Many of us, when we suffer deeply, may think we are overwhelmed; however, as time passes, life carries us with it and we rally and find happiness. But there are people who become so affected by sorrow, and whose environment offers such little encouragement, that they find it impossible to lead a normal existence. They sit and think only of their ill fate. This continuous melancholic brooding gradually exhausts their emotional reserves, so that their reactions become exaggerated, their sadness becomes deeper and deeper, the waves of despair more and more overwhelming, and the body subjected to this assault becomes less and less able to withstand it.

These people eat and sleep little and literally fade away. Finally the mind becomes so exhausted, it perceives and thinks so slowly that it seems impossible to communicate with them. They stare vacantly and answer hesitatingly, if at all. If the doctor cannot penetrate this unresponsiveness, shock treatment is usually advised, and the result may be so good that after a few treatments the patient can discuss the future rationally and with hope.

An Italian woman was brought to me by her despairing family. Her husband had died six months earlier and she had become so slowed down by grief that she followed her daughter wherever she went, like a child, in a lifeless, mechanical way. When I spoke to her she merely looked blankly. As my words were making no impression, I advised shock treatment.
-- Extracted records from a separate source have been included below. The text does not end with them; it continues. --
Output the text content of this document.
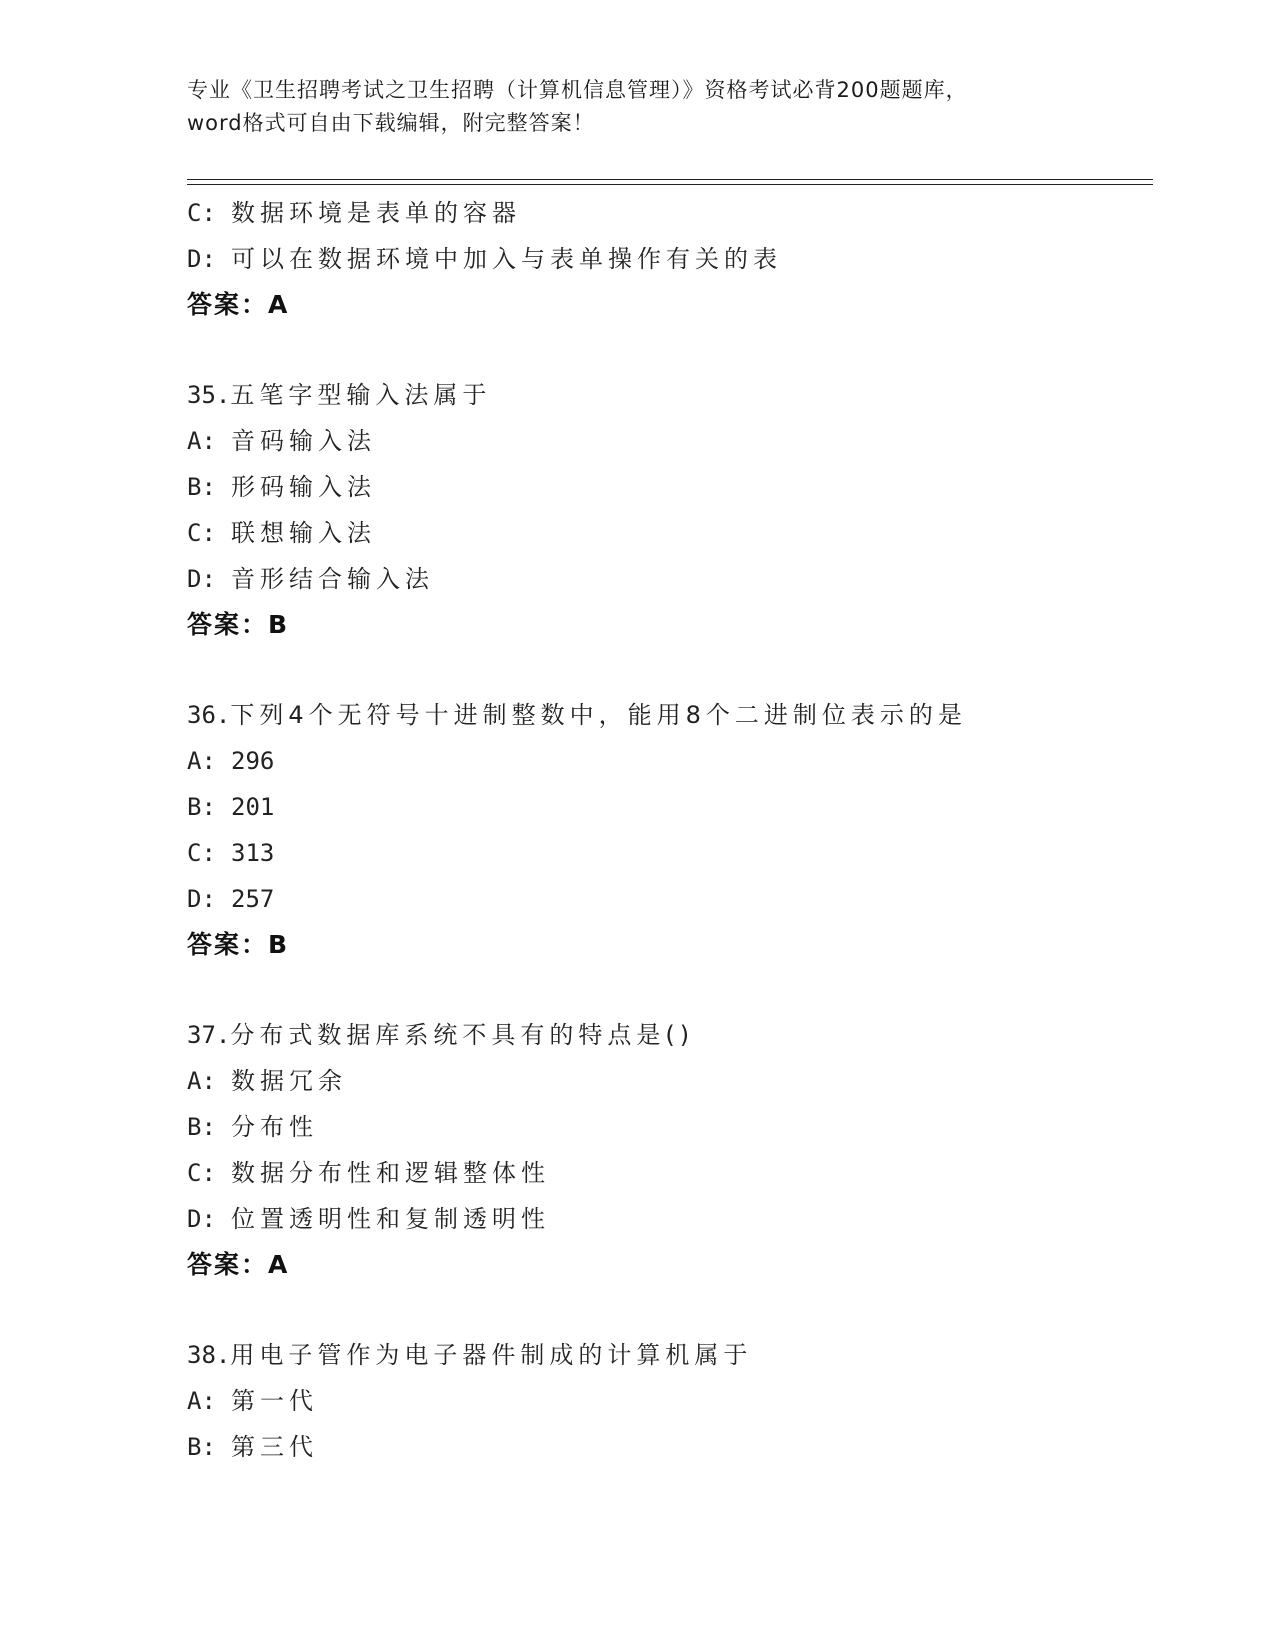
专业《卫生招聘考试之卫生招聘（计算机信息管理）》资格考试必背200题题库，
word格式可自由下载编辑，附完整答案！
C: 数据环境是表单的容器
D: 可以在数据环境中加入与表单操作有关的表
答案：A
35.五笔字型输入法属于
A: 音码输入法
B: 形码输入法
C: 联想输入法
D: 音形结合输入法
答案：B
36.下列4个无符号十进制整数中，能用8个二进制位表示的是
A: 296
B: 201
C: 313
D: 257
答案：B
37.分布式数据库系统不具有的特点是()
A: 数据冗余
B: 分布性
C: 数据分布性和逻辑整体性
D: 位置透明性和复制透明性
答案：A
38.用电子管作为电子器件制成的计算机属于
A: 第一代
B: 第三代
After a month in a hospital her one wish was to get home as quickly as possible and help with the grape picking. This woman stands as an excellent example of the blessings of shock treatment in such circumstances. It shows how, if the chain of sorrow-brooding-sorrow can be broken, the sufferer is capable of accepting life again.

THE SUFFERING HABIT

It is possible that this woman could have recovered without shock treatment, had she had help earlier and been shown where she was drifting. So much of our suffering is due to memory and habit. We remember what we suffered yesterday and fail to appreciate the difference between reality and memory. This woman’s husband had been dead six months; no grieving could bring him back; she lived in a large farmhouse with a family who needed her care. That was reality, and after shock treatment she recognized it. And yet before treatment she spent her time brooding over the memory of the past until nothing but that existed, and that certainly was not reality.

Suffering soon brings fatigue, which brings more fatigue, because we grow so tired of feeling tired.